Burak Safkan TED’de bir sistem oturtmaya çalışıyordu. Koçlarına çok değer veriyor ve koçları da aynı sistem içerisinde yetişiyor. Oğlum Ali basketbol okulundaydı ama U10, U11, U12 takımlarını ve antrenmanlarını gözlemleme fırsatı buldum. Her oyuncusunun, abartmıyorum, her oyuncusun eline top değen, U16 takımlarına kadar hiç pick&roll oynanmayan, zone yapmayan, oyuncuların bire bir hücüm ve savunma özelliklerinin gelişmesine, saha yerleşiminin önemine odaklanmış ve takım olduklarının farkında olan oyuncuları yetiştiren bir sistem. Burak sürekli sorardı, ne diyorsun, nasıl sence, olumsuz bir şey görürsen söyle vs. Bu iletişim kanalını basketbolu bildiğine inandığı kişilerle kurmak ve geri bildirimlerle değişikliklere gitmek ya da gitmemek (karar merci o) o kadar değerli ki. Sonuç ortada, o sistemle yetişen çocuklar birçok yaş grubunda oyuncu olma yolunda ilerliyorlar. Takımlar İstanbul bölgesinden Türkiye Şampiyonasına gitmeye hak kazanıyor (hiç kolay iş değil). Gelişim liginde U12, U11 ve U10 takımları şampiyon oldu. Maçlarda neredeyse her sporcu eşit süre alıyor. En fazla sahada kalan oyuncusun süresi 23 dakikayı geçmiyor. Toplama değil, 7 yaşından beri yetiştirilen, beraber büyüyen çocuklar bunlar. Yani çocuklara doğru basketbol eğitimi verirseniz, başarı geliyor.

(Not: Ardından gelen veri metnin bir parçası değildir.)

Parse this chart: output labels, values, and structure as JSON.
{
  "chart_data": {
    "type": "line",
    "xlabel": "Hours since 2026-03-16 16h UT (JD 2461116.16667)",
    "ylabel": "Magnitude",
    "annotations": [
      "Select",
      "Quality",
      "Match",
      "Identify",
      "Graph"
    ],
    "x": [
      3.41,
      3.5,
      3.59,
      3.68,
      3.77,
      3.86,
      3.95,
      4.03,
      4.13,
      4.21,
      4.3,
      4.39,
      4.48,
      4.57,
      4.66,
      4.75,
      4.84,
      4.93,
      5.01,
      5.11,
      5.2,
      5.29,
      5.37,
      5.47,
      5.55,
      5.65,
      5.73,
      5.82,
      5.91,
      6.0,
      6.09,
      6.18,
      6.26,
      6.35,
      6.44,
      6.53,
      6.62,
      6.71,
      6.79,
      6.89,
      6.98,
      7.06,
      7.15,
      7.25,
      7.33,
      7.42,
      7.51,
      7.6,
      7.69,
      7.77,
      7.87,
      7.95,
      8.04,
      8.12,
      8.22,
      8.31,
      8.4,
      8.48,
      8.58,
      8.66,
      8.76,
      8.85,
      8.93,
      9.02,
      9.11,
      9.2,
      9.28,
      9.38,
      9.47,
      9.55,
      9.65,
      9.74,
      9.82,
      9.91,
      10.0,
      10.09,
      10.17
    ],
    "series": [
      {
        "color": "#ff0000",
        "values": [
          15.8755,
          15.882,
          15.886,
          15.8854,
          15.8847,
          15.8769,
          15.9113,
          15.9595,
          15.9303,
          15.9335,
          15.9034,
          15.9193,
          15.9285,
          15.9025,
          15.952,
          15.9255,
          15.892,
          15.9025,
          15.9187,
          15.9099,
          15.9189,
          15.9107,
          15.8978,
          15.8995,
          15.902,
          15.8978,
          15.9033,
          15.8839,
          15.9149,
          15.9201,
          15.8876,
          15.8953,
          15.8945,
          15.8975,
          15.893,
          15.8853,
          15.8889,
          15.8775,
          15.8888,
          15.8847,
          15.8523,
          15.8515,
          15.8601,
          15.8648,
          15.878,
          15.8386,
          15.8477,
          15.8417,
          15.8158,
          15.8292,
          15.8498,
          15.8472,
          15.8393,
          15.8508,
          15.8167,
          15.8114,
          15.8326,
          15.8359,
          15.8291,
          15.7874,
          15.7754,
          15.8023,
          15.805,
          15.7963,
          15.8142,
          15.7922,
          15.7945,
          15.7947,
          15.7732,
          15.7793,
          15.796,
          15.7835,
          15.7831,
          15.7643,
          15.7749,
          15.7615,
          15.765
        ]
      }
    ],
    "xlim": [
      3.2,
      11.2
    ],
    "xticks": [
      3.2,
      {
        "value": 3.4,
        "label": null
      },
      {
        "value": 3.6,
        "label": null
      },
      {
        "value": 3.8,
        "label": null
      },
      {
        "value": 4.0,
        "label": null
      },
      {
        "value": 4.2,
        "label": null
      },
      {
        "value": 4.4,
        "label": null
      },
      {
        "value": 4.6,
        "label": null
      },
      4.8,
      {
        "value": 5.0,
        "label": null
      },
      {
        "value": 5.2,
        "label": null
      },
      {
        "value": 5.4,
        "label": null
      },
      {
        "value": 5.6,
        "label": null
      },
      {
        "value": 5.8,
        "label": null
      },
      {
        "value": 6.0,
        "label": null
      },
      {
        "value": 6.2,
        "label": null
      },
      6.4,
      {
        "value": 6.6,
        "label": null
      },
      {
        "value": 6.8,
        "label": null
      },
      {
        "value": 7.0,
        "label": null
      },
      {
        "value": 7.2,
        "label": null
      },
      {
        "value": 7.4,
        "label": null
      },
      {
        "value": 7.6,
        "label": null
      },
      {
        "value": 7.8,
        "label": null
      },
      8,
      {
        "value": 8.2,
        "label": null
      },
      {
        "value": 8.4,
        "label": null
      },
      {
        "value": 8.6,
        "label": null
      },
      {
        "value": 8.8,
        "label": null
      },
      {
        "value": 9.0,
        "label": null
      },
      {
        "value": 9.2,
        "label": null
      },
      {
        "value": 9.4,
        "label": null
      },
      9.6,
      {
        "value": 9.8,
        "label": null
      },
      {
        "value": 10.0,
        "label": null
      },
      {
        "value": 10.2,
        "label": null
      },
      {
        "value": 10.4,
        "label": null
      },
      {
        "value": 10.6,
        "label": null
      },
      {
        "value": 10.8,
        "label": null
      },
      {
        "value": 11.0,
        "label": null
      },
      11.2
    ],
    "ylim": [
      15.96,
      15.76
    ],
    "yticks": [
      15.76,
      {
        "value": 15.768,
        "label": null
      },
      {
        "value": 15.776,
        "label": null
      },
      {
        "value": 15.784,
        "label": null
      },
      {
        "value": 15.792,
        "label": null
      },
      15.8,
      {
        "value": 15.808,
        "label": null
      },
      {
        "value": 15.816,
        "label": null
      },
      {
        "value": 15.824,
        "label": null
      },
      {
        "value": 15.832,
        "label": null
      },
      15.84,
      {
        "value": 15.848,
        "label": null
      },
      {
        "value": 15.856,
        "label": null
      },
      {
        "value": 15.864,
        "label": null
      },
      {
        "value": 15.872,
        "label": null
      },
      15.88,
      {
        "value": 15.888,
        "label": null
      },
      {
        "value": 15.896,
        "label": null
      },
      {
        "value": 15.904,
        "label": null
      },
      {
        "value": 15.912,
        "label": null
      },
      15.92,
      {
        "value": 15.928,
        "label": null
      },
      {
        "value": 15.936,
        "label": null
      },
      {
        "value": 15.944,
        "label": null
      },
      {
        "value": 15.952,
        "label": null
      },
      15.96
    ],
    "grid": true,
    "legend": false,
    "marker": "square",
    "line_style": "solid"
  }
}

İstanbul’dan İzmir’e dönerken, en büyük üzüntüm Ali’yi bu sistemin içinden almak oldu. Ali şimdi Bora hocayla beraber Amiraller spor kulübünde. Bora Hoca'da tamamen oyuncu yetiştirmeye odaklanmış durumda. Araştırıyor, sürekli kendini geliştirmeye çalışıyor, sporcularla iletişimi mükemmel. Daha 4 yaşında olan kulübü ile önemli başarılar elde etti, iyi sporcular yetiştiriyor.
Eminim böyle daha fazla kulüp var, çok değerli koçlar çok değerli işler yapıyor. Ama soru şu, önemli oranda azınlıkta olduklarının farkında mısınız? Çoğu basketbol kulübünün içine ilk girdiğinizde kendinizi markete gelmiş gibi hissedebilirsiniz. Aidat şu kadar, forma şu kadar, şu şu kadar, bu bu kadar. Sporcularımızı şu sistemde yetiştiriyoruz, şunlara önem veriyoruz, şu testleri uygulayacağız diyen kaç spor kulübü var?
Hemen cevap gelecektir. Maaşlar, salon kiraları başka türlü nasıl karşılanacak vs. Sorunun özü o değil ki, sonuçta elindeki sporcu sayısına oranla antrenör ekibini genişletiyor, yaptığın antrenman kadar kira ödüyorsun. Ben çok da zor olmayan, sporcu yetiştirmeye odaklı bir sistemi oturtmanın çok zor olmadığını ve takımınızda ki Jokic'lere yazık olmamasını gündeme getirmek istiyorum.
Sonuçta, bu camiada olan herkes basketbol okulu zenginlerini, belli bölgelerde ki tekelleşmelerini biliyor.